Fingerless gloves have always had an aura of romance for me, conjuring up images of nineteenth-century heroes and heroines in chilly garrets or country houses, but until recently, I avoided wearing them. They seemed impractical—not enough coverage to keep fingers warm on a cold day outside, and unnecessary indoors. Then I moved into an early Victorian limestone house with a frosty third-floor library. Now I’m a convert. With these gloves on I can type or knit, and with warm wrists, the rest of me stays toasty. The snug fit ensures they don’t get in the way of busy hands.
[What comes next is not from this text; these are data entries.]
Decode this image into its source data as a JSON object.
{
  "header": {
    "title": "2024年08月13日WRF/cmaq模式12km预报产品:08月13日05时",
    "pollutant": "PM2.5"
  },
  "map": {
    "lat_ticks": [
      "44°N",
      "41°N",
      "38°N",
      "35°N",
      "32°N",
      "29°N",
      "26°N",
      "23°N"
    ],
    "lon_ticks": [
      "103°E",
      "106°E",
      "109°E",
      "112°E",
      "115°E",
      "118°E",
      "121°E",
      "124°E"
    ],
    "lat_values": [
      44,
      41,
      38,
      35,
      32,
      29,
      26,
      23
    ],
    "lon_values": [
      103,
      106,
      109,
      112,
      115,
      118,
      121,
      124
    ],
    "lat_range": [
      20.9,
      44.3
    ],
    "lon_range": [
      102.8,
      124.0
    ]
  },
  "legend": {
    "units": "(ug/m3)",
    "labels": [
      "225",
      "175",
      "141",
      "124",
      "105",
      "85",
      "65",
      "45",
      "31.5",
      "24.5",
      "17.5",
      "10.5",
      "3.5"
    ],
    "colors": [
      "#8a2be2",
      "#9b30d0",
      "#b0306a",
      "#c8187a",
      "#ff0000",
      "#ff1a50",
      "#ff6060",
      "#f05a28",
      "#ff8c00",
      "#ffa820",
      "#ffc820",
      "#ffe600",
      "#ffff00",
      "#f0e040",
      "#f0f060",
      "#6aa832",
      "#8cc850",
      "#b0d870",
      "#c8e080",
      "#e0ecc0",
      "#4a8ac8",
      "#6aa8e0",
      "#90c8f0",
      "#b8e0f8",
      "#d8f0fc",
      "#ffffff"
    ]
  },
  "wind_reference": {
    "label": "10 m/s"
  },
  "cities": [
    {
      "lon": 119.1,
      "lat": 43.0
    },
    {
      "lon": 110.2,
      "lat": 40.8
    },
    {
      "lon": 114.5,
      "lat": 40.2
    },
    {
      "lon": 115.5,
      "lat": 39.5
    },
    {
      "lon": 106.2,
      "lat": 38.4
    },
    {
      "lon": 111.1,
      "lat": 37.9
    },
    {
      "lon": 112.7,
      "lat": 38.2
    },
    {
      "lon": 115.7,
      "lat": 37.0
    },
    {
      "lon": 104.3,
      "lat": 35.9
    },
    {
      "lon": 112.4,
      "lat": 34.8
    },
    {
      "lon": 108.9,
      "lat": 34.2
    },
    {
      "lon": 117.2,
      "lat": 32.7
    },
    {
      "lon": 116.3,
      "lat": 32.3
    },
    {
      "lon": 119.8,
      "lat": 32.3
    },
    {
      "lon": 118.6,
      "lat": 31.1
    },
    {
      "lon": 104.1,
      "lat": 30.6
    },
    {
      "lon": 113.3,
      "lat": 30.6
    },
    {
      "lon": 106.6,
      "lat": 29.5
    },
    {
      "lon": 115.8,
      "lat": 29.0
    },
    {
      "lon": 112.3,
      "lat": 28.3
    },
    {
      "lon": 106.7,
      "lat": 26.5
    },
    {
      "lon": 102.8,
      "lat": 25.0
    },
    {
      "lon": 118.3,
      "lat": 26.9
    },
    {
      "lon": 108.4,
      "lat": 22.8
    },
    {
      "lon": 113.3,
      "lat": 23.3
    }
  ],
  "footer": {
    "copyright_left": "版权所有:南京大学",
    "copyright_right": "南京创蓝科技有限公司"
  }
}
A thumb gusset positioned slightly toward the palm prevents the patterned back from torqueing out of alignment, and detailed instructions ensure a tidy join between thumb and hand. The stitch pattern is adapted from the gansey stitch, “Filey Steps”. Note that in order to maintain the feel of the original stitch, the cables are deliberately not mirrored within each glove; instead, each glove mirrors the other. By switching yarn weights and needle sizes, a single set of instructions becomes a “one size fits most” pattern, from small women through to medium sized men.
Like socks, these gloves are knitted on smaller needles at a firmer gauge than usual for the suggested yarns. They are intended to fit closely and slightly stretched. Choose your needle size based on the needle size you would need to achieve the following sweater gauges,
S: 24 sts = 4”/ 10 cm
M: 22 sts = 4”/ 10 cm
L: 20 sts = 4”/ 10 cm
then GO DOWN TWO NEEDLE SIZES.
S and M take 1 skein of Chickadee. L takes 2 skeins of Owl or Owl Tweet, although only very little of the second skein.